Alaska is a state shaped by pioneers. My week aboard Serenade of the Seas showed that pioneers still matter.
Those folks setting sail onboard Serenade of the Seas this season, and the other ships headed to Alaska in 2021, are pioneers of a sort, getting back out there and traveling to explore the Last Frontier by ship once again.
Over the past week, I met guests who had been to Alaska numerous times, and those who had never been before. All spoke of their determination to take this cruise, and all expressed comfort with the health and safety measures taken by Royal Caribbean.
Likewise, Alaska's ports of call have lost none of their enduring charm in the past 21 months.

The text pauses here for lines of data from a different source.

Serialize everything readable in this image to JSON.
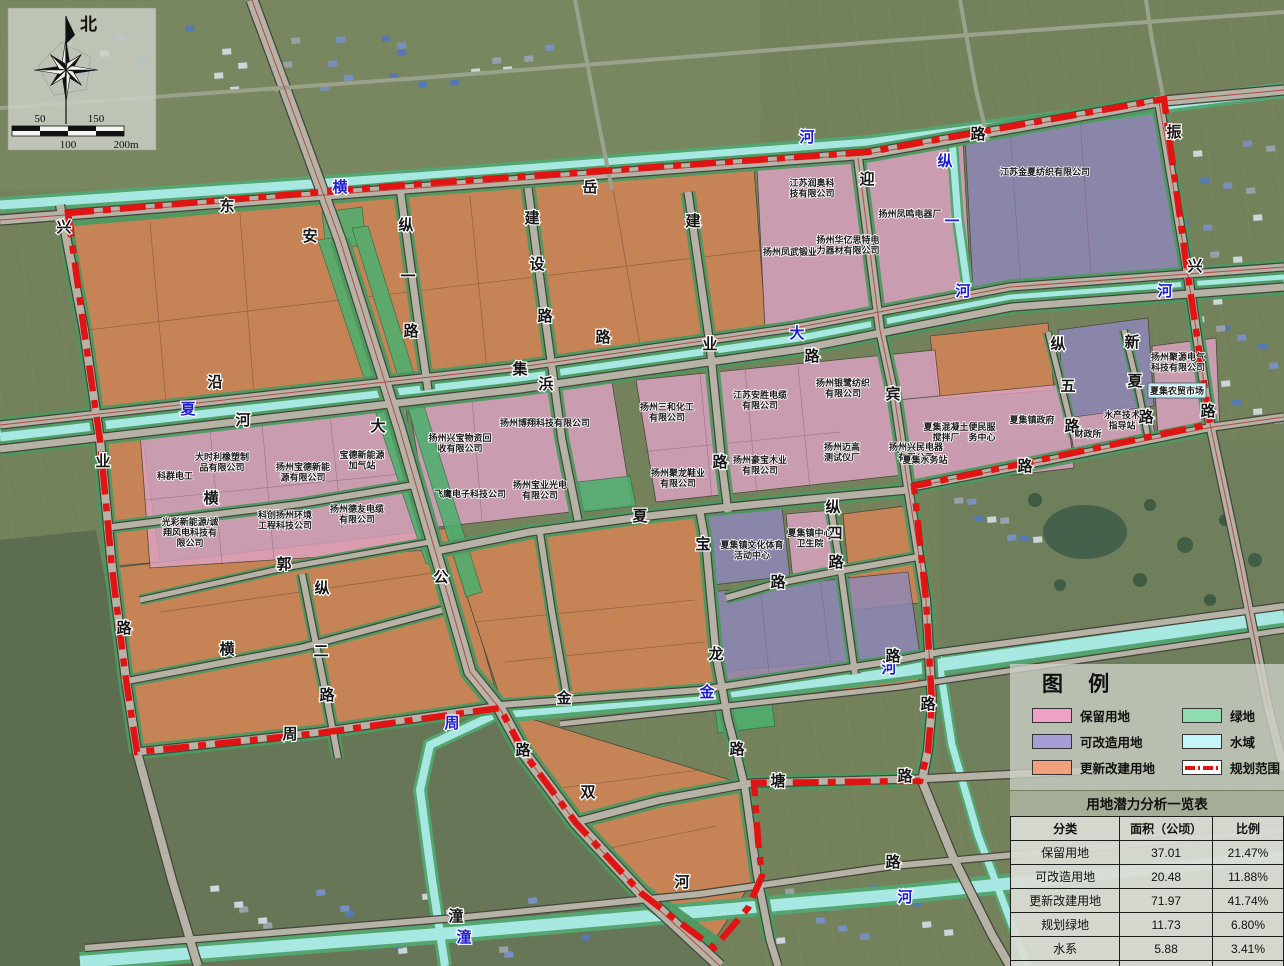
{
  "map": {
    "compass": {
      "north_label": "北"
    },
    "scale_bar": {
      "t50": "50",
      "t100": "100",
      "t150": "150",
      "t200": "200m"
    },
    "labels": [
      {
        "t": "横",
        "x": 340,
        "y": 192,
        "c": "w"
      },
      {
        "t": "河",
        "x": 807,
        "y": 142,
        "c": "w"
      },
      {
        "t": "夏",
        "x": 188,
        "y": 414,
        "c": "w"
      },
      {
        "t": "大",
        "x": 797,
        "y": 338,
        "c": "w"
      },
      {
        "t": "河",
        "x": 963,
        "y": 296,
        "c": "w"
      },
      {
        "t": "河",
        "x": 1165,
        "y": 296,
        "c": "w"
      },
      {
        "t": "纵",
        "x": 945,
        "y": 166,
        "c": "w"
      },
      {
        "t": "一",
        "x": 952,
        "y": 226,
        "c": "w"
      },
      {
        "t": "周",
        "x": 452,
        "y": 728,
        "c": "w"
      },
      {
        "t": "金",
        "x": 707,
        "y": 697,
        "c": "w"
      },
      {
        "t": "河",
        "x": 889,
        "y": 673,
        "c": "w"
      },
      {
        "t": "潼",
        "x": 464,
        "y": 942,
        "c": "w"
      },
      {
        "t": "河",
        "x": 905,
        "y": 902,
        "c": "w"
      },
      {
        "t": "兴",
        "x": 64,
        "y": 232,
        "c": "r"
      },
      {
        "t": "业",
        "x": 103,
        "y": 466,
        "c": "r"
      },
      {
        "t": "路",
        "x": 124,
        "y": 633,
        "c": "r"
      },
      {
        "t": "东",
        "x": 227,
        "y": 211,
        "c": "r"
      },
      {
        "t": "安",
        "x": 310,
        "y": 241,
        "c": "r"
      },
      {
        "t": "公",
        "x": 441,
        "y": 582,
        "c": "r"
      },
      {
        "t": "路",
        "x": 523,
        "y": 755,
        "c": "r"
      },
      {
        "t": "沿",
        "x": 215,
        "y": 387,
        "c": "r"
      },
      {
        "t": "河",
        "x": 243,
        "y": 425,
        "c": "r"
      },
      {
        "t": "集",
        "x": 520,
        "y": 374,
        "c": "r"
      },
      {
        "t": "浜",
        "x": 546,
        "y": 389,
        "c": "r"
      },
      {
        "t": "横",
        "x": 211,
        "y": 503,
        "c": "r"
      },
      {
        "t": "郭",
        "x": 284,
        "y": 569,
        "c": "r"
      },
      {
        "t": "横",
        "x": 227,
        "y": 654,
        "c": "r"
      },
      {
        "t": "纵",
        "x": 322,
        "y": 593,
        "c": "r"
      },
      {
        "t": "二",
        "x": 321,
        "y": 656,
        "c": "r"
      },
      {
        "t": "路",
        "x": 327,
        "y": 700,
        "c": "r"
      },
      {
        "t": "大",
        "x": 378,
        "y": 431,
        "c": "r"
      },
      {
        "t": "纵",
        "x": 406,
        "y": 230,
        "c": "r"
      },
      {
        "t": "一",
        "x": 408,
        "y": 281,
        "c": "r"
      },
      {
        "t": "路",
        "x": 411,
        "y": 336,
        "c": "r"
      },
      {
        "t": "岳",
        "x": 590,
        "y": 192,
        "c": "r"
      },
      {
        "t": "建",
        "x": 532,
        "y": 223,
        "c": "r"
      },
      {
        "t": "设",
        "x": 537,
        "y": 269,
        "c": "r"
      },
      {
        "t": "路",
        "x": 545,
        "y": 321,
        "c": "r"
      },
      {
        "t": "路",
        "x": 603,
        "y": 342,
        "c": "r"
      },
      {
        "t": "建",
        "x": 693,
        "y": 226,
        "c": "r"
      },
      {
        "t": "业",
        "x": 710,
        "y": 349,
        "c": "r"
      },
      {
        "t": "路",
        "x": 720,
        "y": 467,
        "c": "r"
      },
      {
        "t": "迎",
        "x": 867,
        "y": 184,
        "c": "r"
      },
      {
        "t": "宾",
        "x": 893,
        "y": 399,
        "c": "r"
      },
      {
        "t": "路",
        "x": 812,
        "y": 361,
        "c": "r"
      },
      {
        "t": "路",
        "x": 978,
        "y": 139,
        "c": "r"
      },
      {
        "t": "振",
        "x": 1174,
        "y": 137,
        "c": "r"
      },
      {
        "t": "兴",
        "x": 1195,
        "y": 271,
        "c": "r"
      },
      {
        "t": "路",
        "x": 1208,
        "y": 416,
        "c": "r"
      },
      {
        "t": "纵",
        "x": 1058,
        "y": 349,
        "c": "r"
      },
      {
        "t": "五",
        "x": 1068,
        "y": 391,
        "c": "r"
      },
      {
        "t": "路",
        "x": 1072,
        "y": 431,
        "c": "r"
      },
      {
        "t": "新",
        "x": 1132,
        "y": 347,
        "c": "r"
      },
      {
        "t": "夏",
        "x": 1135,
        "y": 386,
        "c": "r"
      },
      {
        "t": "路",
        "x": 1146,
        "y": 422,
        "c": "r"
      },
      {
        "t": "路",
        "x": 1025,
        "y": 471,
        "c": "r"
      },
      {
        "t": "夏",
        "x": 640,
        "y": 521,
        "c": "r"
      },
      {
        "t": "路",
        "x": 778,
        "y": 587,
        "c": "r"
      },
      {
        "t": "宝",
        "x": 703,
        "y": 549,
        "c": "r"
      },
      {
        "t": "龙",
        "x": 716,
        "y": 659,
        "c": "r"
      },
      {
        "t": "路",
        "x": 737,
        "y": 754,
        "c": "r"
      },
      {
        "t": "纵",
        "x": 833,
        "y": 512,
        "c": "r"
      },
      {
        "t": "四",
        "x": 835,
        "y": 538,
        "c": "r"
      },
      {
        "t": "路",
        "x": 836,
        "y": 567,
        "c": "r"
      },
      {
        "t": "金",
        "x": 564,
        "y": 703,
        "c": "r"
      },
      {
        "t": "塘",
        "x": 778,
        "y": 786,
        "c": "r"
      },
      {
        "t": "路",
        "x": 905,
        "y": 781,
        "c": "r"
      },
      {
        "t": "双",
        "x": 588,
        "y": 797,
        "c": "r"
      },
      {
        "t": "周",
        "x": 290,
        "y": 739,
        "c": "r"
      },
      {
        "t": "路",
        "x": 893,
        "y": 661,
        "c": "r"
      },
      {
        "t": "路",
        "x": 928,
        "y": 709,
        "c": "r"
      },
      {
        "t": "路",
        "x": 893,
        "y": 867,
        "c": "r"
      },
      {
        "t": "潼",
        "x": 456,
        "y": 921,
        "c": "r"
      },
      {
        "t": "河",
        "x": 682,
        "y": 887,
        "c": "r"
      },
      {
        "t": "江苏润奥科\n技有限公司",
        "x": 812,
        "y": 186,
        "c": "n"
      },
      {
        "t": "扬州凤武锻业",
        "x": 790,
        "y": 255,
        "c": "n"
      },
      {
        "t": "扬州华亿思特电\n力器材有限公司",
        "x": 848,
        "y": 243,
        "c": "n"
      },
      {
        "t": "扬州凤鸣电器厂",
        "x": 910,
        "y": 217,
        "c": "n"
      },
      {
        "t": "江苏金夏纺织有限公司",
        "x": 1045,
        "y": 175,
        "c": "n"
      },
      {
        "t": "扬州银鹭纺织\n有限公司",
        "x": 843,
        "y": 386,
        "c": "n"
      },
      {
        "t": "扬州三和化工\n有限公司",
        "x": 667,
        "y": 410,
        "c": "n"
      },
      {
        "t": "江苏安胜电缆\n有限公司",
        "x": 760,
        "y": 398,
        "c": "n"
      },
      {
        "t": "扬州豪宝木业\n有限公司",
        "x": 760,
        "y": 463,
        "c": "n"
      },
      {
        "t": "扬州迈高\n测试仪厂",
        "x": 842,
        "y": 450,
        "c": "n"
      },
      {
        "t": "扬州兴民电器\n有限公司",
        "x": 916,
        "y": 450,
        "c": "n"
      },
      {
        "t": "扬州聚龙鞋业\n有限公司",
        "x": 678,
        "y": 476,
        "c": "n"
      },
      {
        "t": "扬州兴宝物资回\n收有限公司",
        "x": 460,
        "y": 441,
        "c": "n"
      },
      {
        "t": "扬州博翔科技有限公司",
        "x": 545,
        "y": 426,
        "c": "n"
      },
      {
        "t": "宝德新能源\n加气站",
        "x": 362,
        "y": 458,
        "c": "n"
      },
      {
        "t": "飞鹰电子科技公司",
        "x": 470,
        "y": 497,
        "c": "n"
      },
      {
        "t": "扬州宝业光电\n有限公司",
        "x": 540,
        "y": 488,
        "c": "n"
      },
      {
        "t": "扬州德友电缆\n有限公司",
        "x": 357,
        "y": 512,
        "c": "n"
      },
      {
        "t": "科群电工",
        "x": 175,
        "y": 479,
        "c": "n"
      },
      {
        "t": "大时利橡塑制\n品有限公司",
        "x": 222,
        "y": 460,
        "c": "n"
      },
      {
        "t": "扬州宝德新能\n源有限公司",
        "x": 303,
        "y": 470,
        "c": "n"
      },
      {
        "t": "光彩新能源/诚\n翔风电科技有\n限公司",
        "x": 190,
        "y": 525,
        "c": "n"
      },
      {
        "t": "科创扬州环境\n工程科技公司",
        "x": 285,
        "y": 518,
        "c": "n"
      },
      {
        "t": "夏集混凝土\n搅拌厂",
        "x": 946,
        "y": 430,
        "c": "n"
      },
      {
        "t": "便民服\n务中心",
        "x": 982,
        "y": 430,
        "c": "n"
      },
      {
        "t": "夏集镇政府",
        "x": 1032,
        "y": 423,
        "c": "n"
      },
      {
        "t": "夏集水务站",
        "x": 925,
        "y": 463,
        "c": "n"
      },
      {
        "t": "财政所",
        "x": 1088,
        "y": 437,
        "c": "n"
      },
      {
        "t": "水产技术\n指导站",
        "x": 1122,
        "y": 418,
        "c": "n"
      },
      {
        "t": "扬州聚源电气\n科技有限公司",
        "x": 1178,
        "y": 360,
        "c": "n"
      },
      {
        "t": "夏集农贸市场",
        "x": 1177,
        "y": 394,
        "c": "n"
      },
      {
        "t": "夏集镇文化体育\n活动中心",
        "x": 752,
        "y": 548,
        "c": "n"
      },
      {
        "t": "夏集镇中心\n卫生院",
        "x": 810,
        "y": 536,
        "c": "n"
      }
    ]
  },
  "legend": {
    "title": "图 例",
    "items": [
      {
        "label": "保留用地",
        "color": "#f0a2c6",
        "type": "fill"
      },
      {
        "label": "可改造用地",
        "color": "#a79ed6",
        "type": "fill"
      },
      {
        "label": "更新改建用地",
        "color": "#f2a07c",
        "type": "fill"
      },
      {
        "label": "绿地",
        "color": "#8fdcae",
        "type": "fill"
      },
      {
        "label": "水域",
        "color": "#c4f6f8",
        "type": "fill"
      },
      {
        "label": "规划范围",
        "color": "#e11414",
        "type": "dash"
      }
    ]
  },
  "table": {
    "title": "用地潜力分析一览表",
    "headers": [
      "分类",
      "面积（公顷）",
      "比例"
    ],
    "rows": [
      [
        "保留用地",
        "37.01",
        "21.47%"
      ],
      [
        "可改造用地",
        "20.48",
        "11.88%"
      ],
      [
        "更新改建用地",
        "71.97",
        "41.74%"
      ],
      [
        "规划绿地",
        "11.73",
        "6.80%"
      ],
      [
        "水系",
        "5.88",
        "3.41%"
      ],
      [
        "道路",
        "25.34",
        "14.70%"
      ]
    ]
  },
  "colors": {
    "retain_pink": "#dfa3c6",
    "reform_purple": "#8f88bd",
    "renew_orange": "#dd8455",
    "green": "#4fae6e",
    "water": "#a8e8e2",
    "boundary_red": "#e11414"
  }
}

Old favorites are still there, and new shops, excursions and features are being added seemingly unabated.
As I disembarked Serenade of the Seas back in Seattle, news came that Royal Caribbean Group had partnered with the Alaska Travel Industry Association Foundation to distribute over $745,000 in grants to more than 65 tourism businesses and community organizations in Alaska.
"Alaskans are known for coming to the aid of their neighbors, and we understood the importance of being there for the community in a time of need," said Wendy Lindskoog, Royal Caribbean Group's associate vice president of government relations for Alaska. "Even as we start up cruising in July, a partial season cannot make up for the losses over the last 16 months. We knew we had to find the resources to help local businesses and nonprofits supporting the well-being of Alaskans."
Serenade of the Seas sails Mondays from Seattle bound for Alaska through September 20, 2021. Its larger fleetmate, Ovation of the Seas, will offer Alaska cruises from August through mid-October, with sailings departing Seattle on Fridays.